Exam DP-203 All QuestionsBrowse all questions from this exam
Question 156

HOTSPOT -

You have an Azure Data Factory instance named ADF1 and two Azure Synapse Analytics workspaces named WS1 and WS2.

ADF1 contains the following pipelines:

✑ P1: Uses a copy activity to copy data from a nonpartitioned table in a dedicated SQL pool of WS1 to an Azure Data Lake Storage Gen2 account

✑ P2: Uses a copy activity to copy data from text-delimited files in an Azure Data Lake Storage Gen2 account to a nonpartitioned table in a dedicated SQL pool of WS2

You need to configure P1 and P2 to maximize parallelism and performance.

Which dataset settings should you configure for the copy activity if each pipeline? To answer, select the appropriate options in the answer area.

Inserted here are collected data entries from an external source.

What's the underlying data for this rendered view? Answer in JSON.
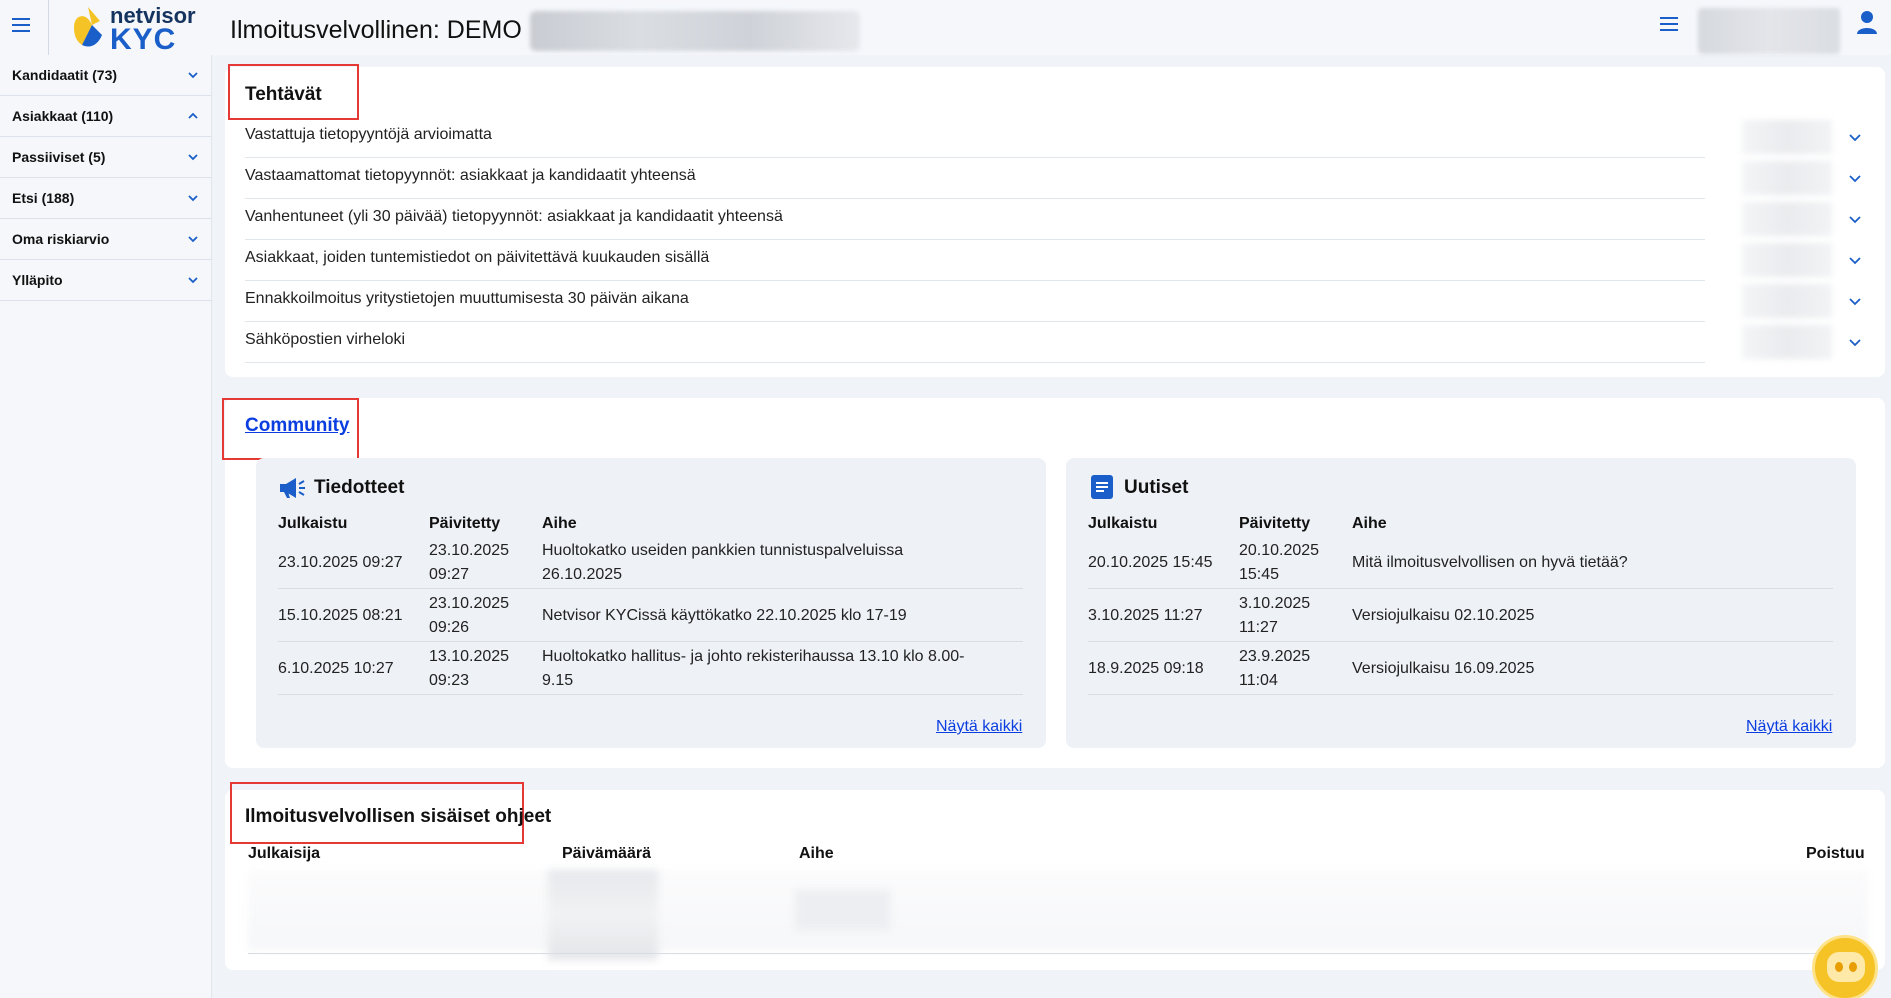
{
  "header": {
    "logo_line1": "netvisor",
    "logo_line2": "KYC",
    "title": "Ilmoitusvelvollinen: DEMO"
  },
  "sidebar": {
    "items": [
      {
        "label": "Kandidaatit (73)",
        "expanded": false
      },
      {
        "label": "Asiakkaat (110)",
        "expanded": true
      },
      {
        "label": "Passiiviset (5)",
        "expanded": false
      },
      {
        "label": "Etsi (188)",
        "expanded": false
      },
      {
        "label": "Oma riskiarvio",
        "expanded": false
      },
      {
        "label": "Ylläpito",
        "expanded": false
      }
    ]
  },
  "tasks": {
    "title": "Tehtävät",
    "rows": [
      "Vastattuja tietopyyntöjä arvioimatta",
      "Vastaamattomat tietopyynnöt: asiakkaat ja kandidaatit yhteensä",
      "Vanhentuneet (yli 30 päivää) tietopyynnöt: asiakkaat ja kandidaatit yhteensä",
      "Asiakkaat, joiden tuntemistiedot on päivitettävä kuukauden sisällä",
      "Ennakkoilmoitus yritystietojen muuttumisesta 30 päivän aikana",
      "Sähköpostien virheloki"
    ]
  },
  "community": {
    "title": "Community",
    "tiedotteet": {
      "title": "Tiedotteet",
      "columns": [
        "Julkaistu",
        "Päivitetty",
        "Aihe"
      ],
      "rows": [
        {
          "published": "23.10.2025 09:27",
          "updated_date": "23.10.2025",
          "updated_time": "09:27",
          "subject_line1": "Huoltokatko useiden pankkien tunnistuspalveluissa",
          "subject_line2": "26.10.2025"
        },
        {
          "published": "15.10.2025 08:21",
          "updated_date": "23.10.2025",
          "updated_time": "09:26",
          "subject_line1": "Netvisor KYCissä käyttökatko 22.10.2025 klo 17-19",
          "subject_line2": ""
        },
        {
          "published": "6.10.2025 10:27",
          "updated_date": "13.10.2025",
          "updated_time": "09:23",
          "subject_line1": "Huoltokatko hallitus- ja johto rekisterihaussa 13.10 klo 8.00-",
          "subject_line2": "9.15"
        }
      ],
      "show_all": "Näytä kaikki"
    },
    "uutiset": {
      "title": "Uutiset",
      "columns": [
        "Julkaistu",
        "Päivitetty",
        "Aihe"
      ],
      "rows": [
        {
          "published": "20.10.2025 15:45",
          "updated_date": "20.10.2025",
          "updated_time": "15:45",
          "subject_line1": "Mitä ilmoitusvelvollisen on hyvä tietää?",
          "subject_line2": ""
        },
        {
          "published": "3.10.2025 11:27",
          "updated_date": "3.10.2025",
          "updated_time": "11:27",
          "subject_line1": "Versiojulkaisu 02.10.2025",
          "subject_line2": ""
        },
        {
          "published": "18.9.2025 09:18",
          "updated_date": "23.9.2025",
          "updated_time": "11:04",
          "subject_line1": "Versiojulkaisu 16.09.2025",
          "subject_line2": ""
        }
      ],
      "show_all": "Näytä kaikki"
    }
  },
  "guidelines": {
    "title": "Ilmoitusvelvollisen sisäiset ohjeet",
    "columns": [
      "Julkaisija",
      "Päivämäärä",
      "Aihe",
      "Poistuu"
    ]
  },
  "colors": {
    "accent": "#1a5ec9",
    "link": "#0b3ee0",
    "highlight_border": "#e53935",
    "background": "#f0f3f8"
  },
  "icons": {
    "menu": "hamburger-icon",
    "user": "user-icon",
    "expand": "chevron-down-icon",
    "collapse": "chevron-up-icon",
    "announcements": "megaphone-icon",
    "news": "document-icon",
    "assistant": "robot-icon"
  }
}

NOTE: Each correct selection is worth one point.

Hot Area:

    Correct Answer:

    Box 1: Set the Copy method to PolyBase

    While SQL pool supports many loading methods including non-Polybase options such as BCP and SQL BulkCopy API, the fastest and most scalable way to load data is through PolyBase. PolyBase is a technology that accesses external data stored in Azure Blob storage or Azure Data Lake Store via the T-SQL language.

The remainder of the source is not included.